I also have to mention that some refugees still label themselves refugees despite being here for many years. They forget that they have passed that stage of being a refugee and can be considered like everyone else. Even if they are still a Permanent Resident (green card holder) or a new American Citizen.

I believe that, the moment a refugee gets a chance to be resettled to the USA or any other third country resettlement they should no longer be called a “refugee.” The situation that made that person a refugee in the first place is no longer a lived reality. The United Nations High Commissioner for Refugees (UNHCR) defines a refugee as,

"Someone who has been forced to flee his or her country because of persecution, war, or violence. A refugee has a well-founded fear of persecution for reasons of race, religion, nationality, political opinion or membership in a particular social group.”

Why would they need to be called a “refugee” if they are safe now, not forced to flee, no more persecution or violence targeting them?

A new terminology is needed. I personally prefer to use “Former Refugee.” This simple change can make all the difference. It reminds us that we once struggled in that life, but no more. We do not live the life of a “refugee” anymore. It sounds like freedom and a fresh start to me!

a visual display at World Refugee Day in San Diego, CA.

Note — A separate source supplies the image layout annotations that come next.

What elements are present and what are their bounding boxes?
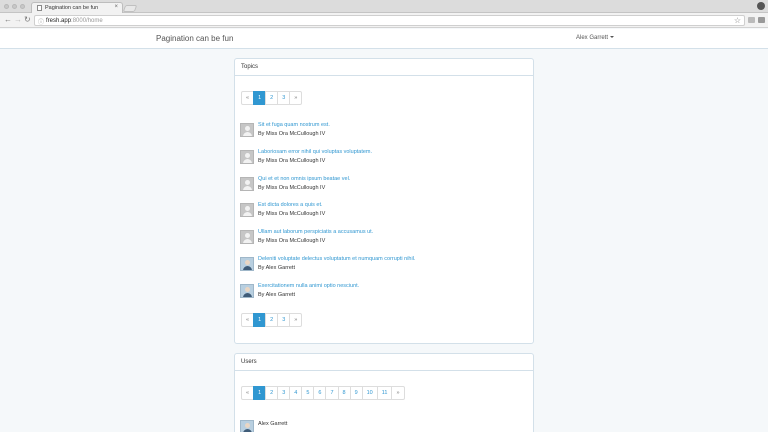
users-panel-heading: Users [235, 354, 533, 371]
browser-toolbar: ← → ↻ ⓘ fresh.app:8000/home ☆ [0, 13, 768, 28]
forward-icon[interactable]: → [14, 16, 22, 24]
caret-down-icon [610, 36, 615, 39]
avatar [240, 283, 254, 298]
topic-list-item: Sit et fuga quam nostrum est. By Miss Ora… [240, 120, 530, 142]
topic-list-item: Est dicta dolores a quis et. By Miss Ora … [240, 200, 530, 222]
window-minimize-dot[interactable] [12, 4, 17, 9]
tab-title: Pagination can be fun [45, 5, 99, 11]
page-favicon-icon [37, 5, 42, 11]
topic-title-link[interactable]: Est dicta dolores a quis et. [258, 202, 323, 208]
topic-author: By Miss Ora McCullough IV [258, 157, 326, 164]
topic-list-item: Exercitationem nulla animi optio nesciun… [240, 281, 530, 303]
topic-title-link[interactable]: Qui et et non omnis ipsum beatae vel. [258, 176, 350, 182]
new-tab-button[interactable] [122, 5, 138, 12]
topic-author: By Alex Garrett [258, 265, 295, 271]
reload-icon[interactable]: ↻ [24, 16, 31, 24]
topic-title-link[interactable]: Laboriosam error nihil qui voluptas volu… [258, 149, 372, 155]
topic-author: By Miss Ora McCullough IV [258, 238, 326, 245]
browser-tabstrip: Pagination can be fun × [0, 0, 768, 13]
topic-title-link[interactable]: Exercitationem nulla animi optio nesciun… [258, 283, 359, 289]
topic-list-item: Ullam aut laborum perspiciatis a accusam… [240, 227, 530, 249]
back-icon[interactable]: ← [4, 16, 12, 24]
topic-list-item: Deleniti voluptate delectus voluptatum e… [240, 254, 530, 276]
avatar [240, 203, 254, 218]
avatar [240, 176, 254, 191]
avatar [240, 257, 254, 271]
topic-author: By Miss Ora McCullough IV [258, 184, 326, 191]
avatar [240, 123, 254, 137]
topic-list-item: Qui et et non omnis ipsum beatae vel. By … [240, 174, 530, 196]
topics-pagination-next-button[interactable]: » [289, 313, 303, 327]
menu-icon[interactable] [758, 17, 765, 23]
app-brand[interactable]: Pagination can be fun [156, 34, 233, 43]
browser-tab[interactable]: Pagination can be fun × [31, 2, 123, 13]
topic-title-link[interactable]: Ullam aut laborum perspiciatis a accusam… [258, 229, 373, 235]
avatar [240, 230, 254, 245]
bookmark-star-icon[interactable]: ☆ [734, 16, 741, 25]
topics-pagination-next-button[interactable]: » [289, 91, 303, 105]
topic-author: By Miss Ora McCullough IV [258, 131, 326, 137]
window-close-dot[interactable] [4, 4, 9, 9]
users-pagination: «1 2 3 4 5 6 7 8 9 10 11» [241, 386, 405, 400]
user-list-item: Alex Garrett [240, 417, 530, 432]
address-url[interactable]: fresh.app:8000/home [46, 18, 103, 24]
browser-profile-icon[interactable] [757, 2, 765, 10]
users-pagination-next-button[interactable]: » [391, 386, 405, 400]
avatar [240, 149, 254, 164]
page-info-icon[interactable]: ⓘ [38, 17, 44, 26]
topics-pagination-top: «1 2 3» [241, 91, 303, 105]
topics-pagination-bottom: «1 2 3» [241, 313, 303, 327]
user-name: Alex Garrett [258, 421, 288, 427]
address-bar[interactable]: ⓘ fresh.app:8000/home ☆ [34, 15, 745, 26]
app-navbar: Pagination can be fun Alex Garrett [0, 29, 768, 49]
users-pagination-page-button[interactable]: 10 [361, 386, 378, 400]
topic-list-item: Laboriosam error nihil qui voluptas volu… [240, 147, 530, 169]
user-dropdown[interactable]: Alex Garrett [576, 35, 615, 41]
topic-author: By Alex Garrett [258, 291, 295, 298]
user-dropdown-label: Alex Garrett [576, 35, 609, 41]
avatar [240, 420, 254, 432]
window-zoom-dot[interactable] [20, 4, 25, 9]
topic-title-link[interactable]: Deleniti voluptate delectus voluptatum e… [258, 256, 415, 262]
users-panel: Users «1 2 3 4 5 6 7 8 9 10 11» Alex Garrett [234, 353, 534, 432]
topics-panel: Topics «1 2 3» Sit et fuga quam nostrum es… [234, 58, 534, 344]
tab-close-icon[interactable]: × [114, 4, 118, 10]
topic-author: By Miss Ora McCullough IV [258, 211, 326, 218]
topics-panel-heading: Topics [235, 59, 533, 76]
topic-title-link[interactable]: Sit et fuga quam nostrum est. [258, 122, 330, 128]
users-pagination-page-button[interactable]: 11 [376, 386, 393, 400]
extension-icon[interactable] [748, 17, 755, 23]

Other options include Permanent Resident (those that are not citizens yet but are legally living in the U.S., aka green card holder). After living 5 years in the U.S. a person can apply for citizenship. Once they become a citizen I believe they should be called an American, like everyone else, or a US citizen from [Country] if they want to mention where he/she comes from.

When we stop calling a former refugee a “refugee” we contribute to that person growing into a new sense of belonging, acceptance, inclusion, and consideration. This especially needs to start with former refugees themselves. We need to stop using that label among ourselves. Next, organizations need to stop using the term. Then that awareness can spread to the general public and build confidence within the community.